Страница 15 из 17
Когда лиса с выводком добралась до поля, оно было уже ярко освещено лунным светом. Высокая рожь казалась серебряной, по ней волнами пробегали серебристые блики луны. Над колосьями вспыхивали и гасли фосфоресцирующие огоньки светляков. Трава на межах издавала резкий запах, от которого в носу щекотало.
Чернушка залегла в траву и стала слушать. Какой-то зверь направлялся прямо на них.
Вот он подошел к краю поля. Шум затих и начал отдаляться.
Чернушка поднялась, высоко прыгнула и исчезла в серебристом море ржи. Скоро лисята увидели, что мать сражается с хорьком. Хорек пищал и метался. Лиса яростно на него набрасывалась. Хищный черный зверек отвечал ей тем же. Она била его лапами, но схватить не решалась.
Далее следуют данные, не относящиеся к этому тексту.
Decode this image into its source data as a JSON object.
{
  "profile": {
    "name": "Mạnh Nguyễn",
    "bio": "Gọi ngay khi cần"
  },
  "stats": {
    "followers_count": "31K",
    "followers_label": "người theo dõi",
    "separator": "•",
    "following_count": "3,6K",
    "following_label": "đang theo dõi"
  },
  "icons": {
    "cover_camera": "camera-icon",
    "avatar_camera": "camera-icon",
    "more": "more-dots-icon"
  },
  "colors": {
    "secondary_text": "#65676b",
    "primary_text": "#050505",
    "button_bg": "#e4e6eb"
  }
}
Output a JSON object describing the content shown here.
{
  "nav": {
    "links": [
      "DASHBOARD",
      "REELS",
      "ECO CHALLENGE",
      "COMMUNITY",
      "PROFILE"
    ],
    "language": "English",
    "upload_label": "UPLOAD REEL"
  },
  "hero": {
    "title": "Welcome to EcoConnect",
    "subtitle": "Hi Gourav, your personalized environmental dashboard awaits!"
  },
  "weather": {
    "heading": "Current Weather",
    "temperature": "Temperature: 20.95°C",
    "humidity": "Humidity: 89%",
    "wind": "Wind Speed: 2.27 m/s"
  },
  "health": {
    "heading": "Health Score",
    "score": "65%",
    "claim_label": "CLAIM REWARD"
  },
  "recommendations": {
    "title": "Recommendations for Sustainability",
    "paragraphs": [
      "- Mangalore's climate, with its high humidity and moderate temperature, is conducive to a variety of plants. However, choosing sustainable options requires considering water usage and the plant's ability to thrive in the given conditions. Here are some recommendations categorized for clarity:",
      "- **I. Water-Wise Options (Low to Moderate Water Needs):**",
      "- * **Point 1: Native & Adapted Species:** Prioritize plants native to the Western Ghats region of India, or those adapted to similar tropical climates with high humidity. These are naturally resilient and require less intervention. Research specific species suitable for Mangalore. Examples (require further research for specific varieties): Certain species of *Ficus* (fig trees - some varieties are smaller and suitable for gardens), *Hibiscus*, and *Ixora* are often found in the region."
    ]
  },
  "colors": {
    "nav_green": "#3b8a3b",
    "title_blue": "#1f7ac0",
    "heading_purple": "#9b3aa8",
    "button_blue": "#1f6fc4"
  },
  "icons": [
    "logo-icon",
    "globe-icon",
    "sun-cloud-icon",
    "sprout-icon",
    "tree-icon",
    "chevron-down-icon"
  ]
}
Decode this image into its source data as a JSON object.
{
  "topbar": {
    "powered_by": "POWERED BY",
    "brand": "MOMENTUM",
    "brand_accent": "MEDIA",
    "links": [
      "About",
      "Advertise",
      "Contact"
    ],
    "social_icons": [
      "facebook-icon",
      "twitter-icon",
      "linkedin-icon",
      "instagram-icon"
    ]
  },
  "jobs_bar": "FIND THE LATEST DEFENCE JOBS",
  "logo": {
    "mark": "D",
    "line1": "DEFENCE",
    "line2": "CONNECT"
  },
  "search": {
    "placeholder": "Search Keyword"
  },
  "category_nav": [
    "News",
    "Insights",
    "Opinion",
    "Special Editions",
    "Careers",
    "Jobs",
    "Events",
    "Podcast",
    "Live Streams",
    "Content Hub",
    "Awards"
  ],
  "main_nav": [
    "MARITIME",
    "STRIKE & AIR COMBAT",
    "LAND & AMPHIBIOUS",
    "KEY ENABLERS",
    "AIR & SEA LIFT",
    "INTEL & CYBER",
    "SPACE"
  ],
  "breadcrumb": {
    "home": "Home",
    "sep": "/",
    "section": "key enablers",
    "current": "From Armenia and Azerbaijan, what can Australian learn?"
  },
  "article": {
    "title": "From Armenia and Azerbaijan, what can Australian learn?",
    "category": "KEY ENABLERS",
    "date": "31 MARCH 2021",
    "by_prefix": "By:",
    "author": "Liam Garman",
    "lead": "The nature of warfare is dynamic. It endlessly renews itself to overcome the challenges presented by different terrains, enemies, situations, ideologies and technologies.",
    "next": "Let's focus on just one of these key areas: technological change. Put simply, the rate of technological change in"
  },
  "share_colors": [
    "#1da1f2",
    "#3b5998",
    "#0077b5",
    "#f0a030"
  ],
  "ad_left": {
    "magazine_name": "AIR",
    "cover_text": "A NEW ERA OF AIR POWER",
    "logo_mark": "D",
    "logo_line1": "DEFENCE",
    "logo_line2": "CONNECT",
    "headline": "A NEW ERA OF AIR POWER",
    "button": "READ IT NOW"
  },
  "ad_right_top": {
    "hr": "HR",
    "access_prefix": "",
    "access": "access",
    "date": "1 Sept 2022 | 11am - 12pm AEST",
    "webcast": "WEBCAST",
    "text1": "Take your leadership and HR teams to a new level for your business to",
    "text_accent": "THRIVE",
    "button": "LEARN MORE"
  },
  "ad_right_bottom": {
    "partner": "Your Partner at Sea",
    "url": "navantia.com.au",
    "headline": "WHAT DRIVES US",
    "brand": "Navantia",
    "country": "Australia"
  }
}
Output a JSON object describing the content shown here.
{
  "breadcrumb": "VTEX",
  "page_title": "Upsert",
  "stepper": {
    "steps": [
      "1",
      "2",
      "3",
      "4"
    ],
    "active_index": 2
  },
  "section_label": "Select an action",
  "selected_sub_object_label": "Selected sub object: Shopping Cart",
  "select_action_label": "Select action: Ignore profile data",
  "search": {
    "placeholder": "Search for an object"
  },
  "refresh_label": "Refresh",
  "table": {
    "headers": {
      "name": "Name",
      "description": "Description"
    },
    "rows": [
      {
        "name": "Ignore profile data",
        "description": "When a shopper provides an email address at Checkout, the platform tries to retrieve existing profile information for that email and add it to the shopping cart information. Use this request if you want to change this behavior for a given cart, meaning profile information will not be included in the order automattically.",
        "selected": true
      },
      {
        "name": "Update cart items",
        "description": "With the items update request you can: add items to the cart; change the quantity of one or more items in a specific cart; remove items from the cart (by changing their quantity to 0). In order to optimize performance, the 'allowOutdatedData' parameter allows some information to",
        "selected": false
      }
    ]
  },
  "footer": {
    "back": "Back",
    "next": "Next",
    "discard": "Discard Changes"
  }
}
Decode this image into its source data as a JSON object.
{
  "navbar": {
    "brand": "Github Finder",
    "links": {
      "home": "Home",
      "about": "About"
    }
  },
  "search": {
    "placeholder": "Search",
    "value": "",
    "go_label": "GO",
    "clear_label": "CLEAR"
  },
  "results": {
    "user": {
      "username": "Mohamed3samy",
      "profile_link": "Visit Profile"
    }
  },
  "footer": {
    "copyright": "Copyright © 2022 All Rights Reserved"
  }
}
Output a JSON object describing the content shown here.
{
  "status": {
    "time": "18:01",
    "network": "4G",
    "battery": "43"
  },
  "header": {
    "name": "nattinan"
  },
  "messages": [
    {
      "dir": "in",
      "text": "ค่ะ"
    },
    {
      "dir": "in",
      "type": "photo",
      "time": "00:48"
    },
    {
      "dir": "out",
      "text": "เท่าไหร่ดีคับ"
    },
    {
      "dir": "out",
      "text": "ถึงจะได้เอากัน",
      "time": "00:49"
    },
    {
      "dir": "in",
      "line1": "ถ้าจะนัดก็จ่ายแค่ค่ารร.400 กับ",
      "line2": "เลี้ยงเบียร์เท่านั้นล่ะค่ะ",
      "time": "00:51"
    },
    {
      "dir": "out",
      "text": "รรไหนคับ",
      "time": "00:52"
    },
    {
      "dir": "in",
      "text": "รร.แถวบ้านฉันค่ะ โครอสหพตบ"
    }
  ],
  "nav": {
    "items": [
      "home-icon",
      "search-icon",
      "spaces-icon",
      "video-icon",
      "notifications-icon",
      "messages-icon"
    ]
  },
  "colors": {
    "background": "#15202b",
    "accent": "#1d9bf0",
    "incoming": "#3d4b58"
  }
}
Появление лисят смутило хорька. Он попробовал улизнуть. Чернушка воспользовалась смятением противника и ухватила его зубами за спину. Хорек запищал, из вернул свое гибкое тело и вцепился когтями ей в морду. Чернушка разжала зубы. Хорек попятился, сделал несколько прыжков и запищал еще жалобнее. Теперь он уже не осмеливался показывать спину, боялся, что лиса снова его схватит, и, сжавшись в комок, приготовился дорого заплатить за свою жизнь. Но Чернушка оставила его в покое. Запах хорька был ей отвратителен. Она вообще никогда бы на него не польстилась, если бы с ней не было лисят.
Она повела детей на другой конец поля. Там семейство наткнулось на ежа. Тот немедленно свернулся в клубок, выставив все свои иголки. Лисята искололи себе лапки, а мать тщетно старалась ухватить его за брюшко, где тело ежа не защищено иголками. Наконец она бросила его, но лисята успели получить хороший урок — кое-кто шел прихрамывая.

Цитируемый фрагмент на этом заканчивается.